El juez podrá, de oficio o a petición de parte, por resolución debidamente fundada, hacer cesar en cualquier momento la autorización de ejecución o las otras medidas cautelares que hubiere dictado. Según la norma citada, el juez de tutela está facultado para decretar, en cualquier estado del proceso, las medidas que estime pertinentes para la protección de los derechos fundamentales invocados.

La adopción de esas medidas provisionales requiere, por supuesto, que prima facie se advierta la vulneración manifiesta de derechos fundamentales y que se encuentre que esas medidas son necesarias, pertinentes y urgentes para evitar la consumación de un perjuicio irremediable. En suma, las medidas provisionales previstas en el artículo 7 del Decreto 2591 de 1991 buscan evitar que la amenaza contra el derecho fundamental se convierta en violación o que la vulneración del derecho fundamental sea más gravosa y que pueda traducirse en un perjuicio irremediable.

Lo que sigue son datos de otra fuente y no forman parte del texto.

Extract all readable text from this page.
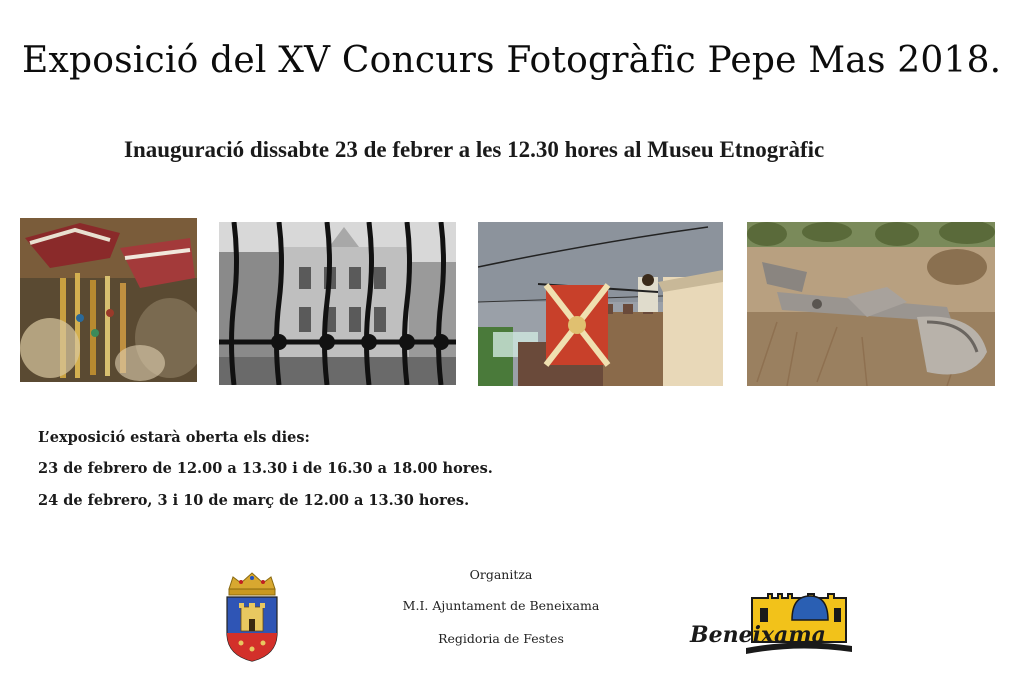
Exposició del XV Concurs Fotogràfic Pepe Mas 2018.
Inauguració dissabte 23 de febrer a les 12.30 hores al Museu Etnogràfic
L’exposició estarà oberta els dies:
23 de febrero de 12.00 a 13.30 i de 16.30 a 18.00 hores.
24 de febrero, 3 i 10 de març de 12.00 a 13.30 hores.
Organitza
M.I. Ajuntament de Beneixama
Regidoria de Festes	Beneixama
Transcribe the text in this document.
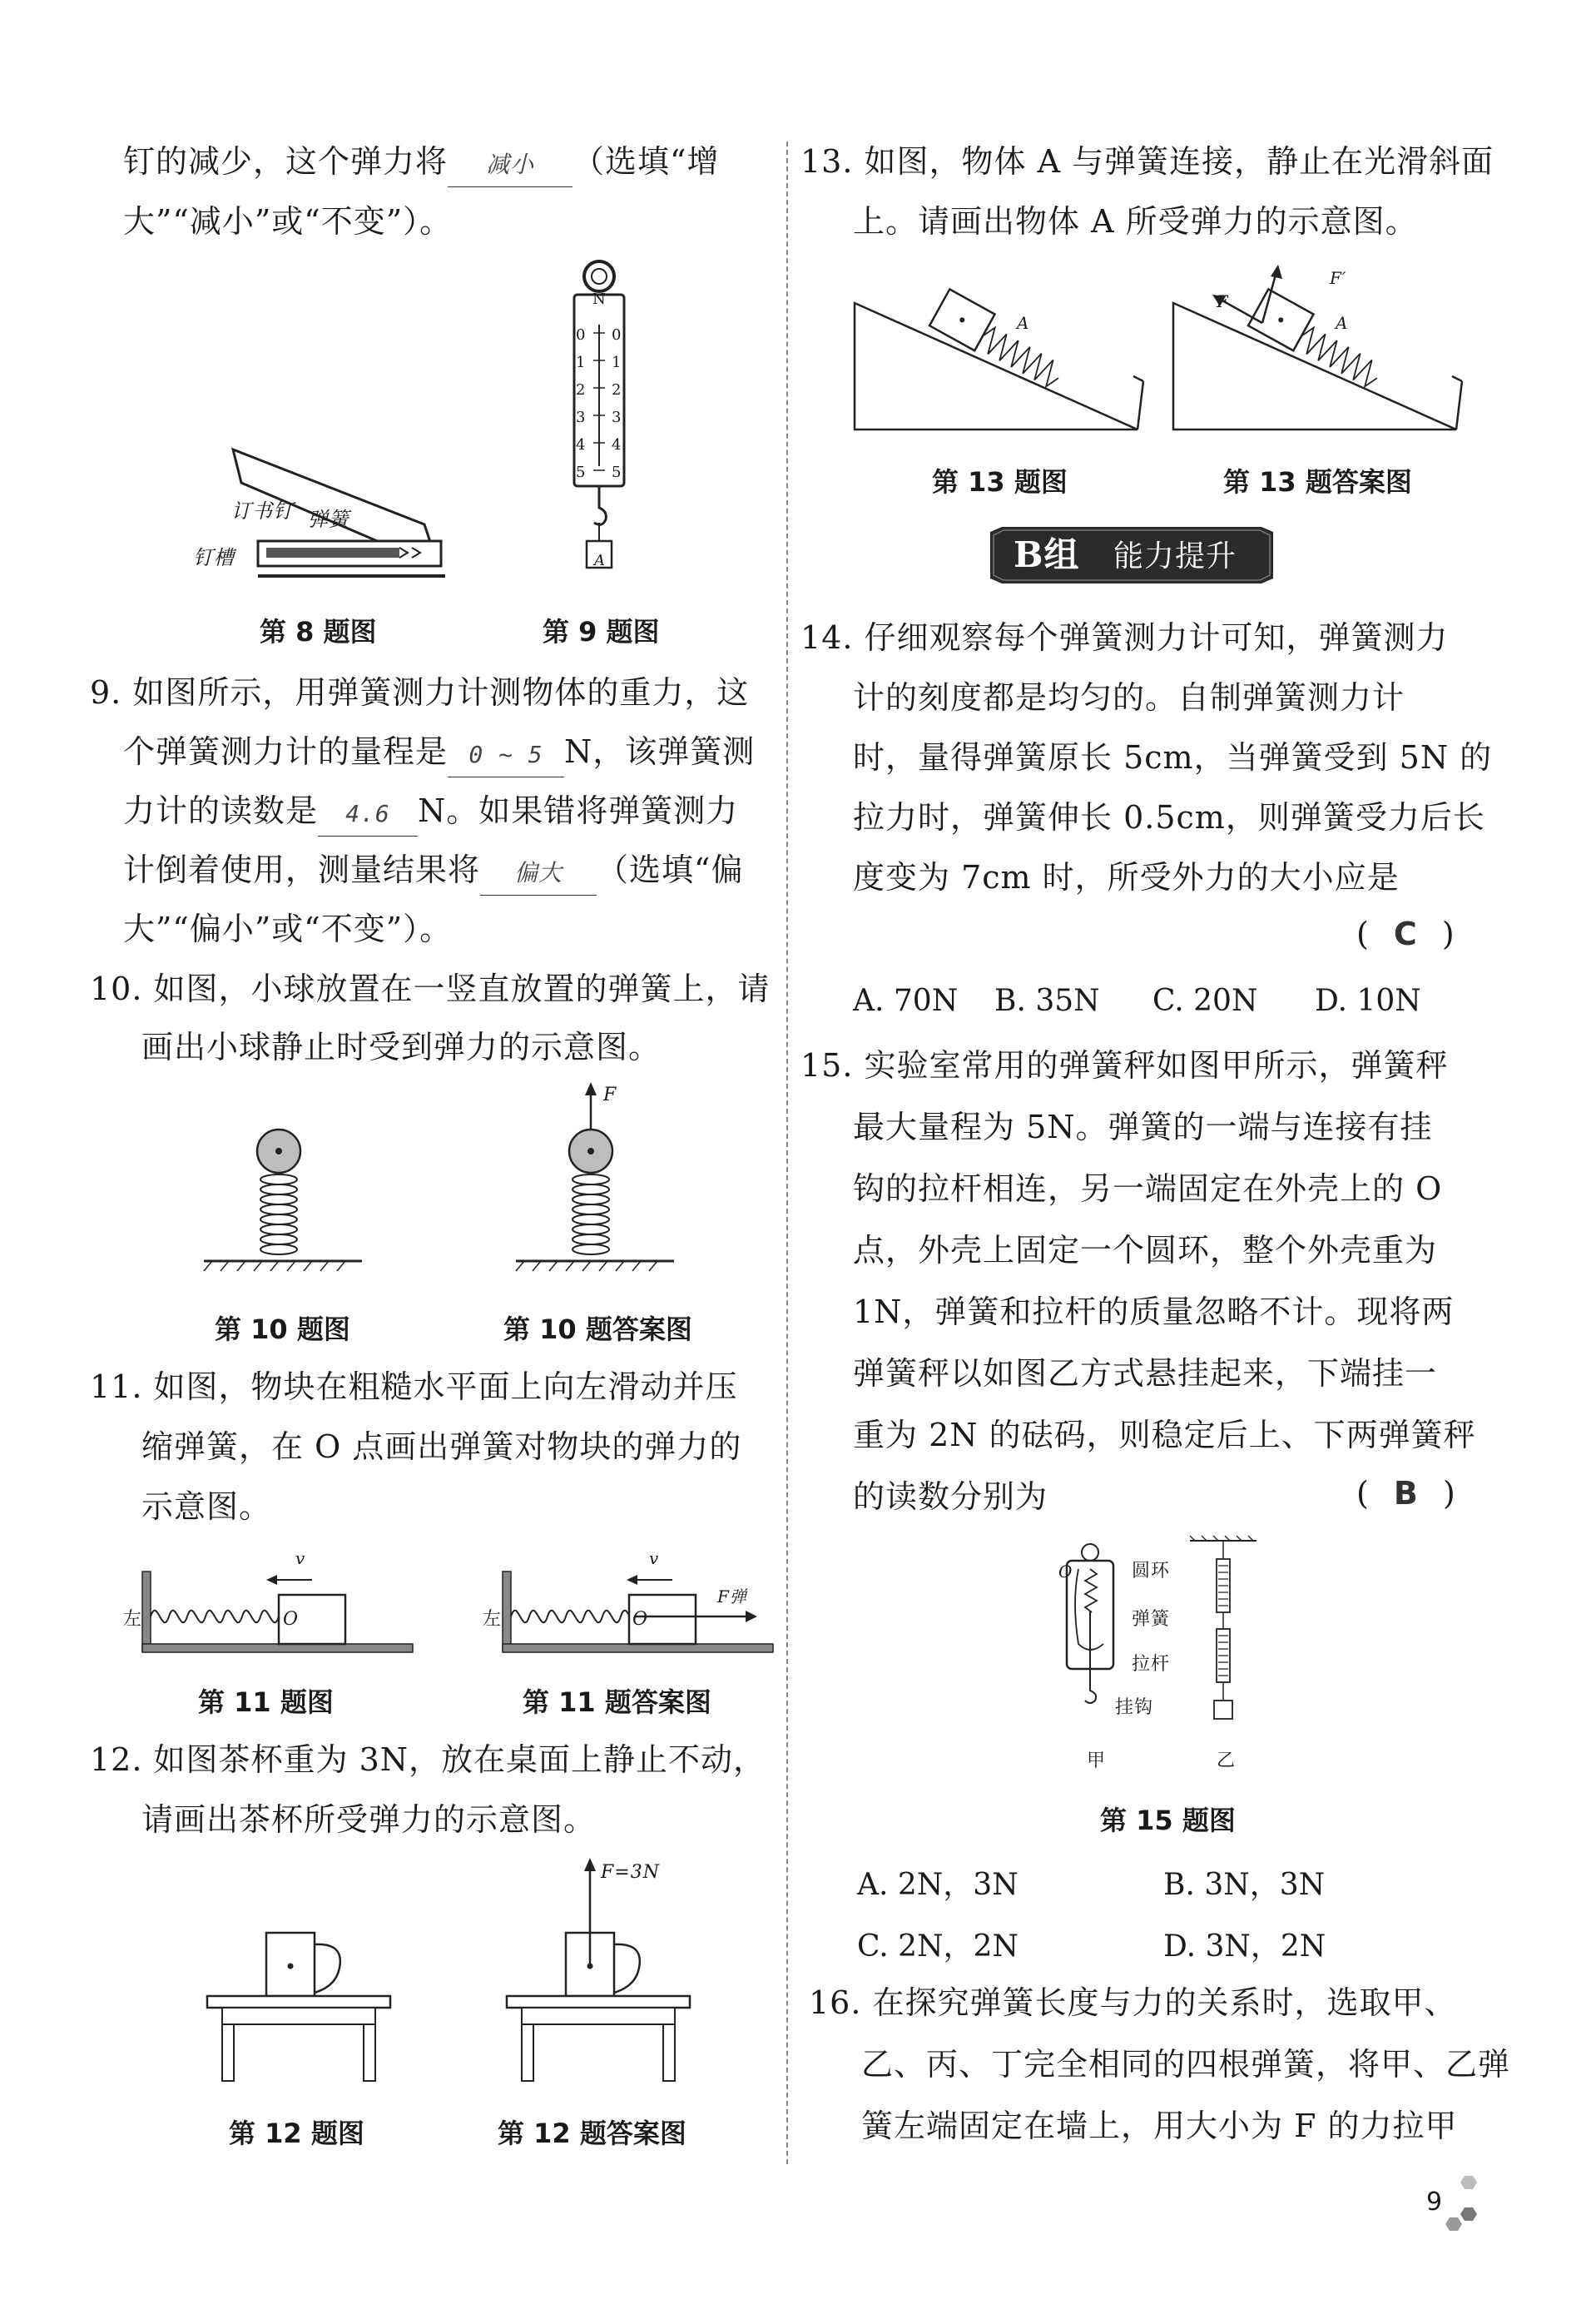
钉的减少，这个弹力将 减小 （选填“增
大”“减小”或“不变”）。
订书钉 弹簧
钉槽
N
0
1
2
3
4
5
0
1
2
3
4
5
A
第 8 题图	第 9 题图
9. 如图所示，用弹簧测力计测物体的重力，这
个弹簧测力计的量程是 0 ~ 5 N，该弹簧测
力计的读数是 4.6 N。如果错将弹簧测力
计倒着使用，测量结果将 偏大 （选填“偏
大”“偏小”或“不变”）。
10. 如图，小球放置在一竖直放置的弹簧上，请
画出小球静止时受到弹力的示意图。
F
第 10 题图	第 10 题答案图
11. 如图，物块在粗糙水平面上向左滑动并压
缩弹簧，在 O 点画出弹簧对物块的弹力的
示意图。
左
v
O	左
v
O
F弹
第 11 题图	第 11 题答案图
12. 如图茶杯重为 3N，放在桌面上静止不动，
请画出茶杯所受弹力的示意图。
F=3N
第 12 题图	第 12 题答案图
13. 如图，物体 A 与弹簧连接，静止在光滑斜面
上。请画出物体 A 所受弹力的示意图。
A	A
F
F′
第 13 题图	第 13 题答案图
B组 能力提升
14. 仔细观察每个弹簧测力计可知，弹簧测力
计的刻度都是均匀的。自制弹簧测力计
时，量得弹簧原长 5cm，当弹簧受到 5N 的
拉力时，弹簧伸长 0.5cm，则弹簧受力后长
度变为 7cm 时，所受外力的大小应是
( C )
A. 70N B. 35N C. 20N D. 10N
15. 实验室常用的弹簧秤如图甲所示，弹簧秤
最大量程为 5N。弹簧的一端与连接有挂
钩的拉杆相连，另一端固定在外壳上的 O
点，外壳上固定一个圆环，整个外壳重为
1N，弹簧和拉杆的质量忽略不计。现将两
弹簧秤以如图乙方式悬挂起来，下端挂一
重为 2N 的砝码，则稳定后上、下两弹簧秤
的读数分别为	( B )
O	圆环
弹簧
拉杆
挂钩
甲	乙
第 15 题图
A. 2N，3N	B. 3N，3N
C. 2N，2N	D. 3N，2N
16. 在探究弹簧长度与力的关系时，选取甲、
乙、丙、丁完全相同的四根弹簧，将甲、乙弹
簧左端固定在墙上，用大小为 F 的力拉甲
9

En el caso particular, el señor Roberto Salazar Fernández solicitó como medida provisional r (i) que se ordene a la ICBF cancelar el reporte de la OPEC 34795, en el sistema SIMO; (ii) que se suspendan las actuaciones realizadas por el ICBF y la CNSC, tendientes a dar cumplimiento al fallo de tutela proferido por el Tribunal Administrativo del Tolima, el 14 de abril del año en curso, y (iii) que se ordene a la CNSC suspender el uso de las listas de elegibles conformadas en virtud de la Convocatoria 433.

En su criterio, la orden impartida en ese fallo vulnera sus derechos al trabajo, a la dignidad humana, a la seguridad social, al debido proceso a la carrera administrativa, a la educación y a la salud, toda vez que, según su dicho, ellos dependen exclusivamente de su salario. El Despacho no advierte prima facie que con la decisión mencionada se estén vulnerando gravemente los derechos fundamentales invocados por la parte actora o que se configure un perjuicio irremediable, al punto que se imponga decretar medidas provisionales y urgentes para evitar la vulneración o la materialización del perjuicio alegado.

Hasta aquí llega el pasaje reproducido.